I’m not sure what I was looking for when I met him. A piece of beauty? A moment of distraction? A reason to to voice a belief in magic. Or just another lonely sentient being looking for a friend.
Did I find him? Or did he find me? With his scathing black eyes, he saw me as a threat and proceeded to sound the alarm from his beak. I smiled gently, and paused- giving him the time to process that I am not like the others- I am not here to hurt him. He kept his distance. I was okay with this.
As my black slip on shoes became more and more wet from freshly poured rain + marsh, I observed the agitation gripping at my throat. Mosquitoes pulling my attention from this scenic beauty was enough for me to want to leave.
But each time, as I would towards the direction of home, he would steal my attention again. His noir feathers shimmering as he glided through the sky, reminding that the day was too young to go back home. I tiptoed farther into the murky wild, catching glimpses of the others- some swimming across the water with the grace of a ballerina, and some milking their natural ability to disappear into sight.
But it was Carl who stole the show. His dark exterior, painted with a stripe of candy cane red and white. A small town punk just wanting a moment of attention. I get that. Doesn’t everyone want to feel seen and heard?
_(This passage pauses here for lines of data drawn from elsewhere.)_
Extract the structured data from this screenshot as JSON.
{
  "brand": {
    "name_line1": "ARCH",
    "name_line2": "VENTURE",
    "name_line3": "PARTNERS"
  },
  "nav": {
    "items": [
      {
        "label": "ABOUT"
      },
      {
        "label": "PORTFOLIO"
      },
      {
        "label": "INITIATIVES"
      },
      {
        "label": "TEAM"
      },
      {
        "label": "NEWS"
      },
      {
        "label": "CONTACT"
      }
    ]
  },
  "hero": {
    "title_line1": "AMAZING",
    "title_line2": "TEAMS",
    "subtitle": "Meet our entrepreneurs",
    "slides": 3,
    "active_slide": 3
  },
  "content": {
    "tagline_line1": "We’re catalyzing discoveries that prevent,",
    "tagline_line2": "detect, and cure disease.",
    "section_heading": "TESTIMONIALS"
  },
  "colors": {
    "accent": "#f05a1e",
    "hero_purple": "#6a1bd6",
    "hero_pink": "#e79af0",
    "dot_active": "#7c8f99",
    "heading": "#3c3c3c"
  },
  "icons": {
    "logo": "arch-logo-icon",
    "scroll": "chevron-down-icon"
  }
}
I wondered what would be his answer to the questions that have been marinating in my mind. “Where do we go when we die?” “Is there life after here?” “Will I see them again?” “Is he free from pain?” “Is he free?” I wonder what a birds view would be on the tales of the afterlife.
I felt the pull, it was time to go.
I thanked Carl for his beauty, and said farewell.
He went his way, I went my way.
His way, a hell of a lot more graceful than mine.